Trump and Moscow Mitch
Jane Mayer has a good and long piece on Mitch McConnell and how he learned to be Donald Trump’s lackey, which concludes with a summary of why this was politically necessary:
But, as they feuded, McConnell’s popularity cratered in Kentucky. Dave Contarino, a Democratic operative in the state who opposes McConnell, was polling and doing focus groups, and he told me that the Senator’s approval rating fell to seventeen per cent. His poll numbers didn’t recover until mid-2018, when he defended Trump during the Kavanaugh confirmation fight. “It rescued him with conservatives, who said that finally he was acting like a Republican and supporting our President,” Contarino said. McConnell’s defense of Trump during the impeachment trial boosted him further at home. Gary Ball, the Martin County newspaper editor, told me, “People here love Trump. McConnell’s not so popular. But we loved what McConnell did for Trump during impeachment.”

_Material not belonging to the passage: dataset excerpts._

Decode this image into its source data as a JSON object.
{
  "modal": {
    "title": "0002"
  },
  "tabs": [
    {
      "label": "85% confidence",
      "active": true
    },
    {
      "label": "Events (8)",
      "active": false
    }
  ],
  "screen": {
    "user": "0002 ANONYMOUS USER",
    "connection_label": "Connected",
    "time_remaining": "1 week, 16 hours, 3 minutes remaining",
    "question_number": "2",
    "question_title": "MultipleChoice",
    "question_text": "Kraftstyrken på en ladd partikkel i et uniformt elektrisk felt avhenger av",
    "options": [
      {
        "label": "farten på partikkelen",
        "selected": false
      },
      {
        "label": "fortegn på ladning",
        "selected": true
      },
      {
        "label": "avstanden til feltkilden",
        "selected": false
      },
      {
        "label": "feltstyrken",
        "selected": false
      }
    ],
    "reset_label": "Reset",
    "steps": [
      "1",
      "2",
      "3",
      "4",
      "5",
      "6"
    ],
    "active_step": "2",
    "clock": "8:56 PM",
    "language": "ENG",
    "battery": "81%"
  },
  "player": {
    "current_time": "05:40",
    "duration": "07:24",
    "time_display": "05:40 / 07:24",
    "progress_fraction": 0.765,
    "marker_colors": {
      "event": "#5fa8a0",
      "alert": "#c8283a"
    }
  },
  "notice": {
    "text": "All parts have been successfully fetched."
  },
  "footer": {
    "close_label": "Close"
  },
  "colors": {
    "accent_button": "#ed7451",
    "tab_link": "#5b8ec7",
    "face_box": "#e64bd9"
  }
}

In McConnell’s reëlection race against McGrath, a former Marine fighter pilot, he has been trying to make Trump his virtual running mate. And now that McConnell has helped eliminate nearly all meaningful spending restraints, he can count on practically unlimited funds from billionaire donors. His campaign has already raised $25.6 million, although McGrath has raised even more. Matt Jones, a popular sports-radio host and the co-author of “Mitch, Please!,” a scathing book about McConnell, said, “The quickest way for him to be beaten is to turn on Trump.” Jones told me that he and his co-author had interviewed people in every one of Kentucky’s hundred and twenty counties, and had found only one, an elderly farmer, who was a big McConnell fan. “McConnell’s hated here,” he told me. “And Trump is loved. He has no choice but to kiss Trump’s ring.”
Until recently, McConnell’s enabling of Trump has worked well for him, if not for the country. But it has now made him complicit in a crisis whose end is nowhere in sight. As the consequences of the Trump Presidency become lethally clear, his deal looks costlier every day. The trusted Cook Political Report recently downgraded the chances that Republicans would hold their Senate majority to a fifty-fifty tossup, after conservative strategists reported widespread alarm over Trump’s handling of the pandemic.
Having said that, Senate elections have effectively become referenda on the president now, so there’s not much McConnell could have done to distance Senate Republicans from him anyway. It is worth noting that the the unusually small rally effect Trump got at the beginning of the pandemic is already eroding:
It seems pretty unlikely that months of mass unemployment and death are going to make this better rather than worse. Which is good news for Democratic chances of taking both the White House and the Senate, and also why McConnell is so desperate to make the election as unfair as possible.